Growing fruit and vegetables has become a cost-effective trend in parts of South Canterbury, particularly in Geraldine, which has adopted the Incredible Edibles initiative.
Incredible Edibles is a community garden project.
It allows residents or passers-by to help themselves to a small portion of the produce growing in a range of raised garden beds and pots throughout the town.
The concept had benefited people’s health and their bank balances, co-founder Rebecca Lees said.
Incredible Edibles was working well and had changed people’s attitudes towards gardening, with more people now growing their own vegetables at home.
She said just three runner bean seeds “will very easily” grow ample beans for a family.
“And there are plenty of families out there that can’t afford to buy beans.
“One of the positive benefits is you grow more than you would normally .. buy [at the supermarket].”
She said that as a result, people were getting more nutrients in their diet.

Alternative options .. People are exploring bulk buying to save on packaging costs, Bin Inn owner Shailesh Modi PHOTO: AL WILLIAMS

Bin Inn owner Shailesh Modi said there had been an increased interest in gluten-free and organic products.
“More and more people are turning to gluten-free and organic products because they are having health issues.

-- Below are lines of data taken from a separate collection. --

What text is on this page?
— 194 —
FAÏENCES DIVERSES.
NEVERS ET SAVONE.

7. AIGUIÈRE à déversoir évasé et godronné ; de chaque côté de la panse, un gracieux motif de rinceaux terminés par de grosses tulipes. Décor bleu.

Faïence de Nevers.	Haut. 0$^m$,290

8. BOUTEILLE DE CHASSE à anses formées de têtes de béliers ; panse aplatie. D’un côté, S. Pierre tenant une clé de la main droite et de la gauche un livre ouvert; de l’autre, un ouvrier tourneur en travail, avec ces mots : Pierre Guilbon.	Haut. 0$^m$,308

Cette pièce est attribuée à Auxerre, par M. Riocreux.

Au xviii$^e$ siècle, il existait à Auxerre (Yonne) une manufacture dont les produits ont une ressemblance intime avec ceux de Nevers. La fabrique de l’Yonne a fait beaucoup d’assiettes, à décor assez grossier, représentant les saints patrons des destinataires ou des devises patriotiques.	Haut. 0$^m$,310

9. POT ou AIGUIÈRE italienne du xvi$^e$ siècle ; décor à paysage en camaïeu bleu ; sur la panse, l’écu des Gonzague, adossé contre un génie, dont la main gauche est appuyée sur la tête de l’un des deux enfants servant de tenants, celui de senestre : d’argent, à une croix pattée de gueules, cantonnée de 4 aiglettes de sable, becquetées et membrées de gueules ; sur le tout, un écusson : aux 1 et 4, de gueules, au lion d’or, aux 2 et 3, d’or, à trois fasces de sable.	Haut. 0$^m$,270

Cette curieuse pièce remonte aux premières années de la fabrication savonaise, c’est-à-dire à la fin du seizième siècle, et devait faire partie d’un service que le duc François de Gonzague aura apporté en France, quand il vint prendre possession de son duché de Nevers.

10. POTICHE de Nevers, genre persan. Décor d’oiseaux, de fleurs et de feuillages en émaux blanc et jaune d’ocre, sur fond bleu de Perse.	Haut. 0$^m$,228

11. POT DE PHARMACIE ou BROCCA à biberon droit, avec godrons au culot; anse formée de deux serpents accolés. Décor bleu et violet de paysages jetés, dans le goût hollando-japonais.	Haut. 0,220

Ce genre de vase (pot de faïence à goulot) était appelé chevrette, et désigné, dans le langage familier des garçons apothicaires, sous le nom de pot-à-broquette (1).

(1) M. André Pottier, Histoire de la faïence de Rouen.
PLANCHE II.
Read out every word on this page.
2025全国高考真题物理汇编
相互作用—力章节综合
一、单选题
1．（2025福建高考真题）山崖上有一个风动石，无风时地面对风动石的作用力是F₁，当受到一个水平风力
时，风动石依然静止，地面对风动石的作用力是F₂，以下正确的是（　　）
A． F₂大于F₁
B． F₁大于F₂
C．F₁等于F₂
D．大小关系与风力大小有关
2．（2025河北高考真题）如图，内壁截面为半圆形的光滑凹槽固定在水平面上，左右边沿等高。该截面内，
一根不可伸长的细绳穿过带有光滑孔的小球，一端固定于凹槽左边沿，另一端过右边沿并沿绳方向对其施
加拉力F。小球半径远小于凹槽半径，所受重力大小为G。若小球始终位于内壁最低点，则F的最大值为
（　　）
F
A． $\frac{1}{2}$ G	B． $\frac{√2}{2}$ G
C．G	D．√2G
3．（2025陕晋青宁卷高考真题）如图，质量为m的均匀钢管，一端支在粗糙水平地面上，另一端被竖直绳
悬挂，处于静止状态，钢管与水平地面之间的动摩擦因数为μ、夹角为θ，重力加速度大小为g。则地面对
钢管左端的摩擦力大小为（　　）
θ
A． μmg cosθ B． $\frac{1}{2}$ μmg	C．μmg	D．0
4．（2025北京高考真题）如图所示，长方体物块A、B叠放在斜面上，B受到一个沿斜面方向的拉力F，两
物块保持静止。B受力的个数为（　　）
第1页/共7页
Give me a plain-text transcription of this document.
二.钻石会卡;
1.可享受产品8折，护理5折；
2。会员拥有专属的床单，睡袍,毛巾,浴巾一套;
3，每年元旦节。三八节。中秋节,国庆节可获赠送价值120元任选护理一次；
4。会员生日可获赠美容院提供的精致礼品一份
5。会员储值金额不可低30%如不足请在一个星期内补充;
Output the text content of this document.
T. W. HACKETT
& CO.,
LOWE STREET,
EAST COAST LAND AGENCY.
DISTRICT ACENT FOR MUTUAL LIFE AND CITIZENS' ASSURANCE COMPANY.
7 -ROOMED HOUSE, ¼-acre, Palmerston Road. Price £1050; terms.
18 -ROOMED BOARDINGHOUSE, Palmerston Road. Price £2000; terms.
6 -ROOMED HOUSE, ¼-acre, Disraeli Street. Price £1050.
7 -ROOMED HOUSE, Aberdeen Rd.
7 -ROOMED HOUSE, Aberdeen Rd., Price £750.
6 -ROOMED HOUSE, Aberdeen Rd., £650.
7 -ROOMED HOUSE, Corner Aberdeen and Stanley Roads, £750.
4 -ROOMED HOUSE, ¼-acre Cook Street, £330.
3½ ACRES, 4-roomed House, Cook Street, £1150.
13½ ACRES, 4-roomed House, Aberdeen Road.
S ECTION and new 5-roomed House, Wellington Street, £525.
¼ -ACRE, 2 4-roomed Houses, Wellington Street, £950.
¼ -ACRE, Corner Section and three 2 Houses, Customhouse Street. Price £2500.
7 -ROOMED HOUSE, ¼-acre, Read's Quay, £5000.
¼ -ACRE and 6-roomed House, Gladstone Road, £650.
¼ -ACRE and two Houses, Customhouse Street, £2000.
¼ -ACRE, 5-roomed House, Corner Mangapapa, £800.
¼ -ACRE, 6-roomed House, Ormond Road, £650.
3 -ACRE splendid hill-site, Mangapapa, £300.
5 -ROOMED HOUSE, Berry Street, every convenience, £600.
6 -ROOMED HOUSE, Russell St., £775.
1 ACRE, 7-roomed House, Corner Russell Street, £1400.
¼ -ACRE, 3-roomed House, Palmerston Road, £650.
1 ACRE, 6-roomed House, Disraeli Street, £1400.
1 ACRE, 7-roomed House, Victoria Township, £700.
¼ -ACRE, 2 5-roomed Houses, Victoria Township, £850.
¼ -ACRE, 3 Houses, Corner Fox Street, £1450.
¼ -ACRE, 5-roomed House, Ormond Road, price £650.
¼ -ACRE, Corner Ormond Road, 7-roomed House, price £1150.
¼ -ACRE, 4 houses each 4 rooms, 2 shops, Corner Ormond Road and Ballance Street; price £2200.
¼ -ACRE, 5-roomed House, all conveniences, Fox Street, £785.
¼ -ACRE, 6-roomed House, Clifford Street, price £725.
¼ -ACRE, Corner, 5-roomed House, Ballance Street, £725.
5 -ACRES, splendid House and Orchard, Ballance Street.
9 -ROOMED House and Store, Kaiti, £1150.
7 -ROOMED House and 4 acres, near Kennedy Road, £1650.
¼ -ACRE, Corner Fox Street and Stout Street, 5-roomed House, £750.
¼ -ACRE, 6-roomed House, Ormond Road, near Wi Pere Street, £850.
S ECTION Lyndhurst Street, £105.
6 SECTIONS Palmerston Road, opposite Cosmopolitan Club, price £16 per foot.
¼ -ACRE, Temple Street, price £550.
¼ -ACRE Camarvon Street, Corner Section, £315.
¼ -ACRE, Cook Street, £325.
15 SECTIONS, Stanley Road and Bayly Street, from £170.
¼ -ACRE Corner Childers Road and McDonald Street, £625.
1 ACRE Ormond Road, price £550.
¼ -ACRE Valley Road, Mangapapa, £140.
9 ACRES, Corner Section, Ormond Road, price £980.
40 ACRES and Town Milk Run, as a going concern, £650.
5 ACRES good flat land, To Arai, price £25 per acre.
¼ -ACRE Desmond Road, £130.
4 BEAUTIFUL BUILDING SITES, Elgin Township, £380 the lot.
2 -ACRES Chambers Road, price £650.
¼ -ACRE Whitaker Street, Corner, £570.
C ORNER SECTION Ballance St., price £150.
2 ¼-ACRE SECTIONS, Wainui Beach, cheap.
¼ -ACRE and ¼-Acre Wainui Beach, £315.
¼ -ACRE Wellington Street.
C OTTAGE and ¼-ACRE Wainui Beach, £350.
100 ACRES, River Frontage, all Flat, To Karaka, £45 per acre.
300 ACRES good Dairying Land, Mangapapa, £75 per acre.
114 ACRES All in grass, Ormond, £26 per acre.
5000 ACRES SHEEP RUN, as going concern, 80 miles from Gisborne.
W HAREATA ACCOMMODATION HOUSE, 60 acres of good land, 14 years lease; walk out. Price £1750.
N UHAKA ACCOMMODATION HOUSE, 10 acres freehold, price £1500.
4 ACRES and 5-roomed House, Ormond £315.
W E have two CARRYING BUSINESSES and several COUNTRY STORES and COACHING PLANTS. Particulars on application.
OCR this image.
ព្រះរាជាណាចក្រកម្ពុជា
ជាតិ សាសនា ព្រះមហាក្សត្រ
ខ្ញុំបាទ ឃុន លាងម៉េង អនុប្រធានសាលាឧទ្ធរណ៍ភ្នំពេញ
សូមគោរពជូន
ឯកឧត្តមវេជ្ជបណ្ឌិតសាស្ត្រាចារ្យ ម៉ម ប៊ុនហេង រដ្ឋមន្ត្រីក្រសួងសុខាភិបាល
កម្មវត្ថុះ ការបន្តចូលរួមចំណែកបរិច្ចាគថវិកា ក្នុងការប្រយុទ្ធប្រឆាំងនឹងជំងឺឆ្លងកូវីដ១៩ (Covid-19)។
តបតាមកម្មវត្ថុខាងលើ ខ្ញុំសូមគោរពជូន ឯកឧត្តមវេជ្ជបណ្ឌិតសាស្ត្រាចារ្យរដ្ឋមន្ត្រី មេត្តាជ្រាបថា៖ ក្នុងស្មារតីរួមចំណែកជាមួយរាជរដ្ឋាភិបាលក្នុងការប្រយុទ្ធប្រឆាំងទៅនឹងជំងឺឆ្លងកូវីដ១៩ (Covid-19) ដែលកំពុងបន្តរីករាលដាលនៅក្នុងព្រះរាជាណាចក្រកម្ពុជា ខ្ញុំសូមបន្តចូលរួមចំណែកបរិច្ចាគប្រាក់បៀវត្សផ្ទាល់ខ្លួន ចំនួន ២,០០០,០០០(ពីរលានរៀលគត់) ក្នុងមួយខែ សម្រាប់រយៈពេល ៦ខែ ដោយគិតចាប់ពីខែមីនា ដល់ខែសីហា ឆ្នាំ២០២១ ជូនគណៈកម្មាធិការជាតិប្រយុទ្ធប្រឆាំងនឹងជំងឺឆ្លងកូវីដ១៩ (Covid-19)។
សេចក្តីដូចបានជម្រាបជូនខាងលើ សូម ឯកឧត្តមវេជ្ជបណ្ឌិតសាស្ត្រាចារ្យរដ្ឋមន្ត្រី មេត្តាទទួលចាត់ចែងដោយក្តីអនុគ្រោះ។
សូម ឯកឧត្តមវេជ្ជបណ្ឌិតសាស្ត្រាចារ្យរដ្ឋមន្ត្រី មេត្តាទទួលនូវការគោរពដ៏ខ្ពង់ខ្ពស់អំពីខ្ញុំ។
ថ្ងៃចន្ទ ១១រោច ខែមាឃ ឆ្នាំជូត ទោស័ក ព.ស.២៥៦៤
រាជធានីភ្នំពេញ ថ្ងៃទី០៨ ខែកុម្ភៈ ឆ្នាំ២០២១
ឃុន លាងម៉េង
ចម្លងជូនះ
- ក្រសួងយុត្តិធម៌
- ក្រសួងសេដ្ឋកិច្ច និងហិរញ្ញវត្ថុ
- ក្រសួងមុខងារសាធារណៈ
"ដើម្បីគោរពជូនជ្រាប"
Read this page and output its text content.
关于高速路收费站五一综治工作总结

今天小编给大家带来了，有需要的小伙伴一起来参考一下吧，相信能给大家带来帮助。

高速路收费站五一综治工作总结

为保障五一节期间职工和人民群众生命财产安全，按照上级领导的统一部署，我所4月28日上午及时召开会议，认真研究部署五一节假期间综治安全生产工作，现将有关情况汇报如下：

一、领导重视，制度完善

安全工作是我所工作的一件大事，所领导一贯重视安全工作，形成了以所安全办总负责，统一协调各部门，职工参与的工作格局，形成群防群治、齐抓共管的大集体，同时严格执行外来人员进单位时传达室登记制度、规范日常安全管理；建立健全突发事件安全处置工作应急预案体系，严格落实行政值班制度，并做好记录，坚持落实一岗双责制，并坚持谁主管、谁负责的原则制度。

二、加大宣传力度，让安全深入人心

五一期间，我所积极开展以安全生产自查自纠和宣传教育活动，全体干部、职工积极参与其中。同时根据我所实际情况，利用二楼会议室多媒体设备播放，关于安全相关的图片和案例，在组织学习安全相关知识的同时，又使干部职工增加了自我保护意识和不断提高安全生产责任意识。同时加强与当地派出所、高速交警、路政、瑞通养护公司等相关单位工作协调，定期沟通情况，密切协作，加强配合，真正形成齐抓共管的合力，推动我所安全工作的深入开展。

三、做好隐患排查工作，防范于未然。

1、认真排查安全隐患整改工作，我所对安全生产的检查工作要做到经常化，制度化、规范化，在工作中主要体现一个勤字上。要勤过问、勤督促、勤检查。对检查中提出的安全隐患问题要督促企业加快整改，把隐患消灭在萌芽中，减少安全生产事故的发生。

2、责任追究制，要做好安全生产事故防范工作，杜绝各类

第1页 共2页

“We are seeing an increasing number of people with gluten intolerance.”
People were opting for bulk buying rather than spending on packaging, he said.
“With bulk buying they can choose how much they want.”
Nuts, dried fruits, cereals and grains had become popular choices, he said.
“Brew your alcohol has been growing, as people are finding it cheaper to make their own alcohol as opposed to buying it at the supermarket.”
Timaru fruit and vegetable shop Selwyn Street Produce owner Rick Haaima said he had noticed an increase in people shopping around for their food.
“That’s because of rising food prices – especially with carrots and apples.”
Food prices were always a topic of conversation among shoppers, he said.
“No matter what the price, people have something to say.”
Buying fruit and vegetables that were in season helped cut costs, he said.
“As we have local produce too, that keeps costs down.”